Hold the sprinklers!
Your sprinkler system can put the fire out, but at the cost of your IT kit. Once you have sprayed water on the systems, they aren't going to be much good for anything. So you want to avoid the sprinklers going off, if at all possible.
You do that with fire suppression systems, but even they can be intrusive. Some will flood the data center with non-flammable gas and others will actually reduce the oxygen levels. That can be a problem, because when the oxygen goes, the staff have to get out.
When an air handler malfunctioned in AWS's Frankfurt data center, equipment overheated. Before engineers could fix it. a fire suppression system went off which reduced oxygen levels, and they had to evacuate. The availability zone had an actual outage - and there was no fire in the first place.

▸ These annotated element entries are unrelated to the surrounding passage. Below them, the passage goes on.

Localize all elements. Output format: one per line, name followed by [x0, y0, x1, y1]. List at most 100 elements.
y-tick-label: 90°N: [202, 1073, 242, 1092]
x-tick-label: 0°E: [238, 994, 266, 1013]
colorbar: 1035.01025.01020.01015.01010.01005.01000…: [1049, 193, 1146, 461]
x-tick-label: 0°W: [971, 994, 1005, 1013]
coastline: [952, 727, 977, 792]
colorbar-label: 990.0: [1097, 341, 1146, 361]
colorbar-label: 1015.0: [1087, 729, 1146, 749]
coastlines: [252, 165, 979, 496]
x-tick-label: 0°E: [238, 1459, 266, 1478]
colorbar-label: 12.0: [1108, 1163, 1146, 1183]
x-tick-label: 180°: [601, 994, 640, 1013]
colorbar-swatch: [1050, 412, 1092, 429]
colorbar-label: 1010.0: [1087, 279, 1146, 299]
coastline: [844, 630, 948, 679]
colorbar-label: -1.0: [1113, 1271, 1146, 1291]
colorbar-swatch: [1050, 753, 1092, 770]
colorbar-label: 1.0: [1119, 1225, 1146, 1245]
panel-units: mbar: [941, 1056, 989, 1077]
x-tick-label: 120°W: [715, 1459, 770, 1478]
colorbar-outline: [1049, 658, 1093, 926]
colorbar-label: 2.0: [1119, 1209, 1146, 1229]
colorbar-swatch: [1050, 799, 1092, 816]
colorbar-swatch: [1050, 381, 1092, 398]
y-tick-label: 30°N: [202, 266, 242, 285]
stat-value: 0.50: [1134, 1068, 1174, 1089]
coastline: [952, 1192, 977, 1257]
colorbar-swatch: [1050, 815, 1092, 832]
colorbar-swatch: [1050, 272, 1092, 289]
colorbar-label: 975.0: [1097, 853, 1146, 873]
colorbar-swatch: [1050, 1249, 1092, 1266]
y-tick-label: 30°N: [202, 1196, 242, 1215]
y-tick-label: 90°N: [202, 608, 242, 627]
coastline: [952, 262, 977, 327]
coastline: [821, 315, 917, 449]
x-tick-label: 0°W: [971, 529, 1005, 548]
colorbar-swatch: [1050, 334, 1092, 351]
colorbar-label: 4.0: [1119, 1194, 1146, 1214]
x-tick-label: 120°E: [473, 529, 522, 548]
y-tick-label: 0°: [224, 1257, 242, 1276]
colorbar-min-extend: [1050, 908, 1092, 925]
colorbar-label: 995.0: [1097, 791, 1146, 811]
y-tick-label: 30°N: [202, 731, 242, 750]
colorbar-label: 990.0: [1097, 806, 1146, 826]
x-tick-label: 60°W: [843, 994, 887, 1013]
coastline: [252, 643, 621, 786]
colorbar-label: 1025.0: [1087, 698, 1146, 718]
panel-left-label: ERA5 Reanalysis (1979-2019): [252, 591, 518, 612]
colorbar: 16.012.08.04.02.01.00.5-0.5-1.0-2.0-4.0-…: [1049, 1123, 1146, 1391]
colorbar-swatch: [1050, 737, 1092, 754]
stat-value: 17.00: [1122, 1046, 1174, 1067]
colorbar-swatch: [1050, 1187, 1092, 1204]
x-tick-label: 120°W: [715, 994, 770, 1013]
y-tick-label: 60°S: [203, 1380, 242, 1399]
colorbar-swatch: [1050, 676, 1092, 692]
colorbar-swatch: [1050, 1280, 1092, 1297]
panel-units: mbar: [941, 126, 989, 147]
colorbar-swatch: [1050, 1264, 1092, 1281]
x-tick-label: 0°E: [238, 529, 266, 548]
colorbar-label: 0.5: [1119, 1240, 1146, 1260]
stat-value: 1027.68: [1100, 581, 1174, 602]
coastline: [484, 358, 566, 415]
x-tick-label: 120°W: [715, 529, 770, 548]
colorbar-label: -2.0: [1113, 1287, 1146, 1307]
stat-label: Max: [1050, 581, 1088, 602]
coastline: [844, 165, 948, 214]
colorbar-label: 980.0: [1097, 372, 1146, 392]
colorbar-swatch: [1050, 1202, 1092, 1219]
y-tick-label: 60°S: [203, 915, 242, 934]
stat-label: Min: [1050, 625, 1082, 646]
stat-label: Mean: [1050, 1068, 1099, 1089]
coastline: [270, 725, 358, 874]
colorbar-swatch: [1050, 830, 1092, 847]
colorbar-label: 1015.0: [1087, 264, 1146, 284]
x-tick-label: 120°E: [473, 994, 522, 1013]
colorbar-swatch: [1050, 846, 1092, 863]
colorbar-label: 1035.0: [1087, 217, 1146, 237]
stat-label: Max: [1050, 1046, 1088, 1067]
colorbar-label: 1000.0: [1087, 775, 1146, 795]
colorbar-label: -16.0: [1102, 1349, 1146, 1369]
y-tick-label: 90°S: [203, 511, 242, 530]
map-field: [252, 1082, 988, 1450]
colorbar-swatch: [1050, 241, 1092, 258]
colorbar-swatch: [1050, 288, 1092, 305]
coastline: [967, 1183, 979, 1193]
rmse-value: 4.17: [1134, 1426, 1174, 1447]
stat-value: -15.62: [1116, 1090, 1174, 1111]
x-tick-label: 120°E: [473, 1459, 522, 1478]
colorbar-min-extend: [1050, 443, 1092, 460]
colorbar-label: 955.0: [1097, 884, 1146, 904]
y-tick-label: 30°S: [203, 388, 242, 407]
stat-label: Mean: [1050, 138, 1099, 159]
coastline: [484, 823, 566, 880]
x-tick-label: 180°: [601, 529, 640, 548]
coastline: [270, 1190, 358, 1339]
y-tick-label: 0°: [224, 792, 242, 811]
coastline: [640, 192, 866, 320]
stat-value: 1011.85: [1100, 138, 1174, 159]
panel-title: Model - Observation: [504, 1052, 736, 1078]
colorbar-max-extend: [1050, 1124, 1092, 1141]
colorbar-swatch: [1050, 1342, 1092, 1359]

Such incidents seem to be about as common as fires. In 2017, Microsoft had an Azure outage in Europe when a fire suppression system went off and shut down air handlers. That time was just during maintenance.
Don't panic though. These are all failures, and have fed into a learning process which should make repeats less likely. Fire suppression suppliers are continually improving their products - and now have nozzles which don't produce those shockwaves. A properly set up fire procedure will work in tiers, with appropriate levels of fire suppression response to each level of alert.
Tiers of defense
Cronin puts it like this in a recent DCD webinar: "You put a fire detection system in to prevent suppression from being activated. You put the suppression system in to avoid a major incident. And you have sprinklers to protect the building. Because if your sprinkler system goes off, due to melting of a sprinkler head, you already have a major incident. You might as well protect the building, so you can do restoration faster."

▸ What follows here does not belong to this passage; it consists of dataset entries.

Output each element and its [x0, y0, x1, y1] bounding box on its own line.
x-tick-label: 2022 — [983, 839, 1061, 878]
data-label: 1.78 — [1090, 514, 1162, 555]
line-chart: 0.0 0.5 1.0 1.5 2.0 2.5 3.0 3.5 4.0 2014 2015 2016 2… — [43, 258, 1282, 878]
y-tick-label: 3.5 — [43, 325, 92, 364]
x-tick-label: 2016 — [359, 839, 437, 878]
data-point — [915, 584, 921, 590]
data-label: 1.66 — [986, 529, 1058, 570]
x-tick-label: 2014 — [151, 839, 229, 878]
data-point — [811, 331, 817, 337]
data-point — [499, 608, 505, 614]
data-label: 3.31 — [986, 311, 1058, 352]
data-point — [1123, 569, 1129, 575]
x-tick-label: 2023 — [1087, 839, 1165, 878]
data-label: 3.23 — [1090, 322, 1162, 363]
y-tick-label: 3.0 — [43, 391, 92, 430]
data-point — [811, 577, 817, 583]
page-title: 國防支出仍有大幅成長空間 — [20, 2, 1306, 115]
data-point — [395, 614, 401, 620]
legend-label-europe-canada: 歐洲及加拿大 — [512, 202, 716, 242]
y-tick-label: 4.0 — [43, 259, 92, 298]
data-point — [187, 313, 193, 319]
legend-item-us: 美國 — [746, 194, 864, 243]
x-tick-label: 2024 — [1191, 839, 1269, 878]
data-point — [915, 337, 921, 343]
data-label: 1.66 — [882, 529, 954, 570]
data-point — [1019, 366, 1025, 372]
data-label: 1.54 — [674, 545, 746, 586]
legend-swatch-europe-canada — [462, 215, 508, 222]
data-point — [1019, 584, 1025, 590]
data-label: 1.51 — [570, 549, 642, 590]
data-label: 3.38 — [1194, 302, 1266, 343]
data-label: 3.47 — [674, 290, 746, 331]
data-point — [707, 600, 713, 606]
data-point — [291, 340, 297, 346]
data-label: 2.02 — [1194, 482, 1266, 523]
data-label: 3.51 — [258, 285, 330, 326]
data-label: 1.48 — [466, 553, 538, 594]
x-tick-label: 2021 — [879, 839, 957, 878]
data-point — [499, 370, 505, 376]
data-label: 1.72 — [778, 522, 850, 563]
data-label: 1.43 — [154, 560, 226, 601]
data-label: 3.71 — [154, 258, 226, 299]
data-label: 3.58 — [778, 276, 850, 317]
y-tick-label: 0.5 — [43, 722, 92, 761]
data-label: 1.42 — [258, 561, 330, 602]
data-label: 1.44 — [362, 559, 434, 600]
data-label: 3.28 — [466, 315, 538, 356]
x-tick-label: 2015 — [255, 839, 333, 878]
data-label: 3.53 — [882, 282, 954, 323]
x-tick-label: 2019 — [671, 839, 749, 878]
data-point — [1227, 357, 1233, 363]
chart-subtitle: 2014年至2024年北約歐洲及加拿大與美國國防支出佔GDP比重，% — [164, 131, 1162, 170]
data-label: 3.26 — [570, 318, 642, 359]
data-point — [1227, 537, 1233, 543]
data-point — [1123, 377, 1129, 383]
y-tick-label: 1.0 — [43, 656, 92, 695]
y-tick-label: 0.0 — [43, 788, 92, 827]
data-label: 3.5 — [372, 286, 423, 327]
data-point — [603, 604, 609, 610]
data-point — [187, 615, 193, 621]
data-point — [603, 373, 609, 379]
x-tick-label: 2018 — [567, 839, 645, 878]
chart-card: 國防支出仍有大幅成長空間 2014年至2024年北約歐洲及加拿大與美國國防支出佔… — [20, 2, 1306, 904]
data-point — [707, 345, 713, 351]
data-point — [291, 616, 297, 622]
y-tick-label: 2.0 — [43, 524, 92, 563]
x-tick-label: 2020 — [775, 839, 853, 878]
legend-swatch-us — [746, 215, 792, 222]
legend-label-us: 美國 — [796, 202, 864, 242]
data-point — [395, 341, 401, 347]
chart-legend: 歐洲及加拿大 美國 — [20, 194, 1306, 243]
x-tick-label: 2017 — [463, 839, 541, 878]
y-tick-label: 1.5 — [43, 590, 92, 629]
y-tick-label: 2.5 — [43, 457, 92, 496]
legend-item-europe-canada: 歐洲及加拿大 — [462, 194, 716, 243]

It starts with the fire detection system, says Adam Pool of Xtralis - the company behind the VESDA aspirating smoke detector system. That has to be as sensitive as possible, to give maximum warning. But with a sensitivity of 0.005 percent obscuration per meter, smoke detectors will activate before fires are visible, and before serious action needs to be taken.
That means you have time to act, but you also need a sensible procedure.
"The first level of alarm is generally very high sensitivity, but not doing anything much more than just letting people know that there's a problem." says Pool. The trouble is,. your detection system will pick up levels of smoke that people cannot notice - particularly as the detector may be finding the smoke inside an air circulation system which is designed to move air out of the building.
"We do hear stories of people not reacting to an alarm," says Pool. "In one case, site security ignored the VESDA at first, because every time they went to look for a fire, they couldn't see anything. It transpired that one long power rack inside an equipment cabinet was overloading and creating smoke - but very low levels of smoke. And if it hadn't been found, it would potentially have led to a fire."
So we now have sensitive detectors, and proportionate suppression systems - but don't be complacent. Data centers are running hotter now than they used to, and Cronin tentatively suggests that we may be getting more fires and potential fires: "A decade ago, once every two years, there would be a major fire reported. Now, it's more like two a year."
Fire detection systems are the first part of a complete immune system against fire. If the system is healthy and operating smoothly, then your data center can shrug off that potential disaster.